To deploy it, we’re using k8s (reaching around 70 pods) and scaling it as the requests per second grow. The DynamoDB is set as provisioned instead of on-demand.
An important step to make sure that the system would be able to healthy work in cases really high throughput, we run a load/stress test against it every day, to make sure that the deploys from the day above did not degrade the performance and that things are still ok and working well. With the results of this load test, we could keep track if an endpoint was getting better or worse with time and development of it.

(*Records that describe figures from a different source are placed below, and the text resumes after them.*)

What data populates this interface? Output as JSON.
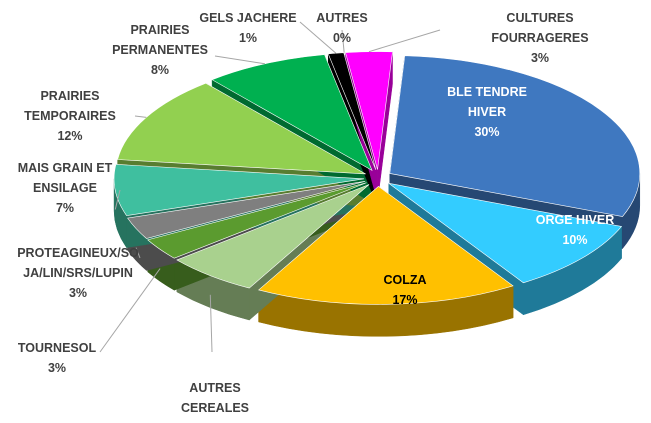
{
  "chart_data": {
    "type": "pie3d",
    "categories": [
      "BLE TENDRE HIVER",
      "ORGE HIVER",
      "COLZA",
      "AUTRES CEREALES",
      "TOURNESOL",
      "PROTEAGINEUX/SOJA/LIN/SRS/LUPIN",
      "MAIS GRAIN ET ENSILAGE",
      "PRAIRIES TEMPORAIRES",
      "PRAIRIES PERMANENTES",
      "GELS JACHERE",
      "AUTRES",
      "CULTURES FOURRAGERES"
    ],
    "values": [
      30,
      10,
      17,
      6,
      3,
      3,
      7,
      12,
      8,
      1,
      0,
      3
    ],
    "value_labels": [
      "30%",
      "10%",
      "17%",
      null,
      "3%",
      "3%",
      "7%",
      "12%",
      "8%",
      "1%",
      "0%",
      "3%"
    ],
    "colors": [
      "#3f78c0",
      "#33ccff",
      "#ffc000",
      "#a9d18e",
      "#5b9b2f",
      "#7f7f7f",
      "#3fbf9f",
      "#92d050",
      "#00b050",
      "#000000",
      "#ff00ff",
      "#ff00ff"
    ]
  }
}
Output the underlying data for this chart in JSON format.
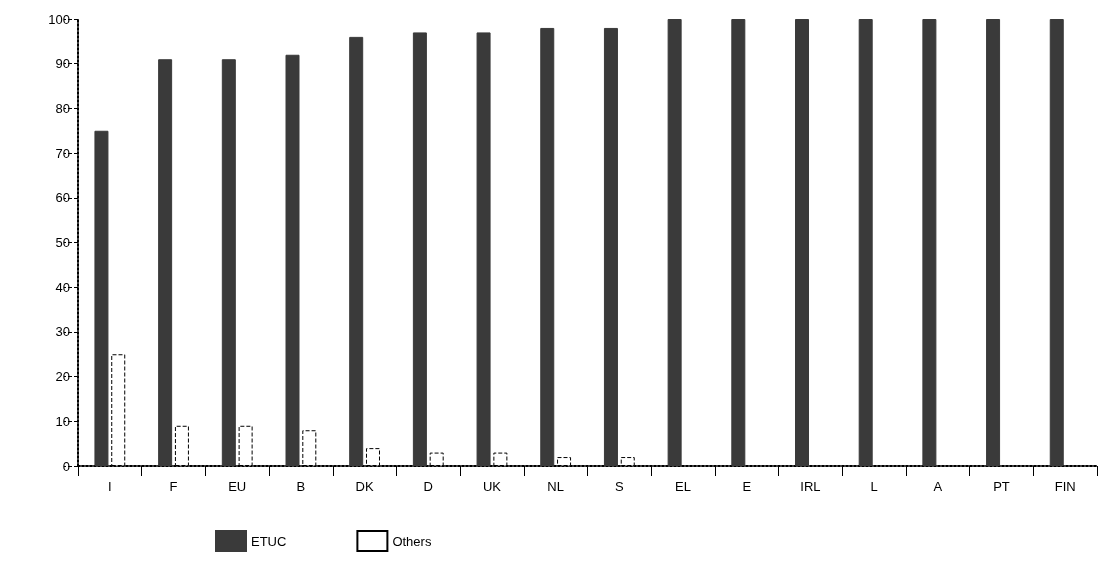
{
  "chart_data": {
    "type": "bar",
    "categories": [
      "I",
      "F",
      "EU",
      "B",
      "DK",
      "D",
      "UK",
      "NL",
      "S",
      "EL",
      "E",
      "IRL",
      "L",
      "A",
      "PT",
      "FIN"
    ],
    "series": [
      {
        "name": "ETUC",
        "color": "#3a3a3a",
        "values": [
          75,
          91,
          91,
          92,
          96,
          97,
          97,
          98,
          98,
          100,
          100,
          100,
          100,
          100,
          100,
          100
        ]
      },
      {
        "name": "Others",
        "color": "#ffffff",
        "values": [
          25,
          9,
          9,
          8,
          4,
          3,
          3,
          2,
          2,
          null,
          null,
          null,
          null,
          null,
          null,
          null
        ]
      }
    ],
    "ylim": [
      0,
      100
    ],
    "yticks": [
      0,
      10,
      20,
      30,
      40,
      50,
      60,
      70,
      80,
      90,
      100
    ],
    "grid": false,
    "legend": "bottom"
  }
}
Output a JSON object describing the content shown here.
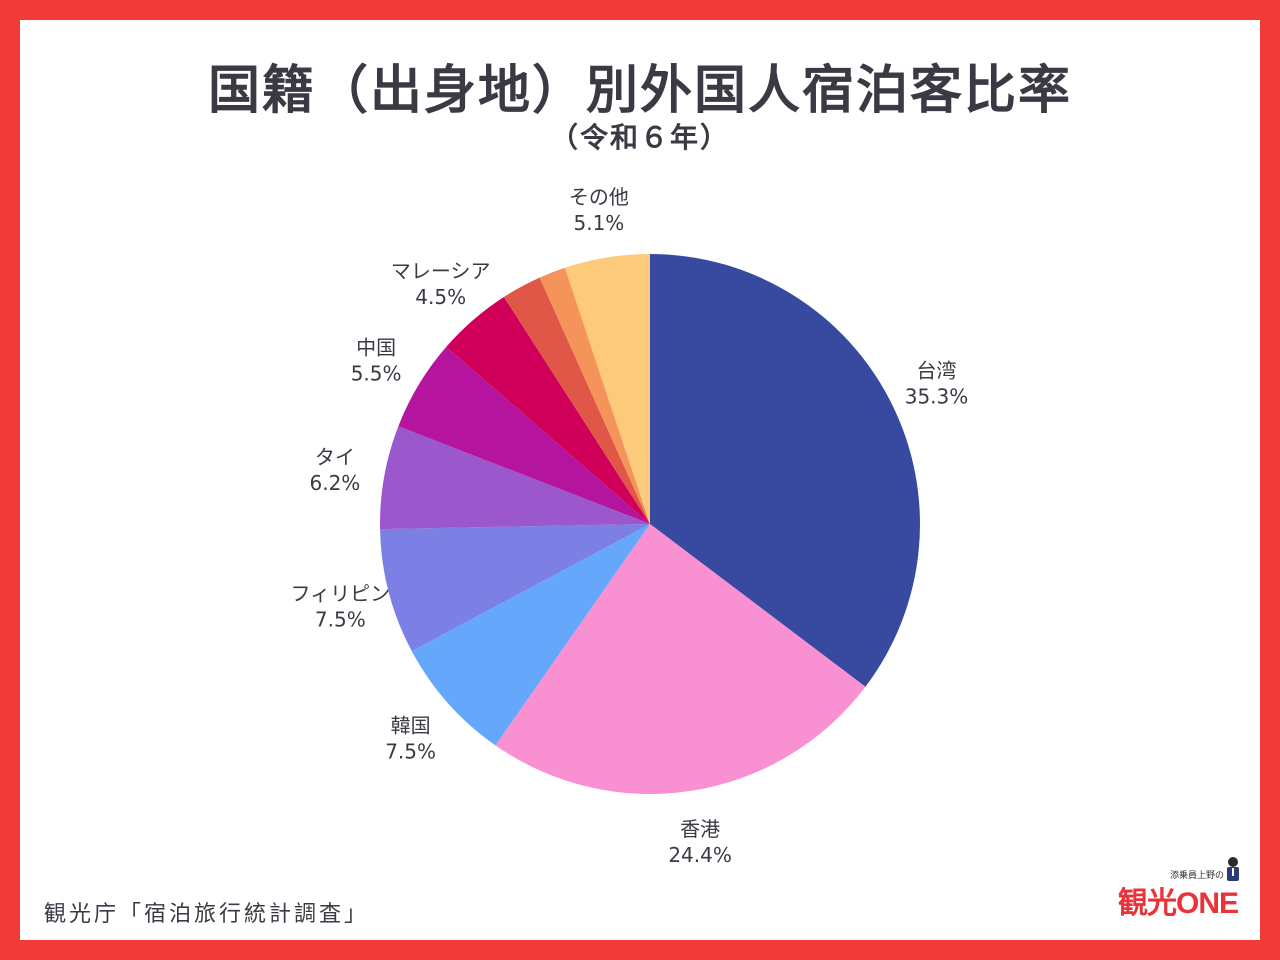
{
  "title": "国籍（出身地）別外国人宿泊客比率",
  "subtitle": "（令和６年）",
  "source": "観光庁「宿泊旅行統計調査」",
  "logo": {
    "tagline": "添乗員上野の",
    "main": "観光ONE"
  },
  "colors": {
    "frame": "#f23a3a",
    "text": "#3a3a44"
  },
  "chart_data": {
    "type": "pie",
    "start_angle_deg": 0,
    "direction": "clockwise",
    "slices": [
      {
        "label": "台湾",
        "value": 35.3,
        "value_label": "35.3%",
        "color": "#374a9f"
      },
      {
        "label": "香港",
        "value": 24.4,
        "value_label": "24.4%",
        "color": "#f990d1"
      },
      {
        "label": "韓国",
        "value": 7.5,
        "value_label": "7.5%",
        "color": "#65a8fb"
      },
      {
        "label": "フィリピン",
        "value": 7.5,
        "value_label": "7.5%",
        "color": "#7c7fe3"
      },
      {
        "label": "タイ",
        "value": 6.2,
        "value_label": "6.2%",
        "color": "#9b57cc"
      },
      {
        "label": "中国",
        "value": 5.5,
        "value_label": "5.5%",
        "color": "#b5149f"
      },
      {
        "label": "マレーシア",
        "value": 4.5,
        "value_label": "4.5%",
        "color": "#d0005a"
      },
      {
        "label": "",
        "value": 2.4,
        "value_label": "",
        "color": "#e15747"
      },
      {
        "label": "",
        "value": 1.6,
        "value_label": "",
        "color": "#f4945a"
      },
      {
        "label": "その他",
        "value": 5.1,
        "value_label": "5.1%",
        "color": "#fdc97a"
      }
    ]
  }
}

With time, this microservice became quite important for some teams and that’s a problem if, by any reason, the system goes down. To fix that, we ask the teams to call the microservice via Kong (our API gateway) and configured a fallback there. So, if the microservice goes down or returns a 500, Kong will activate the fallback and the client will get an answer. The fallback in this case is a S3 bucket with a copy of the data that the system would provide. It may be outdate, but that’s better than do not have an answer at all.
And that’s, in summary, how it works. There is also some other workflows on it, but nothing as relevant as the ones that I’ve said.
The next steps are still not very clear for the team. The usage of the microservice may grow even more and we could reach a point where it starts to became harder and harder to make it scalle. An alternative could be to split it into different microservices (maybe even with different databases) or aggregate more the data to better serve them. In any case we will still keep doing tests, finding the bottlenecks and trying to fix them.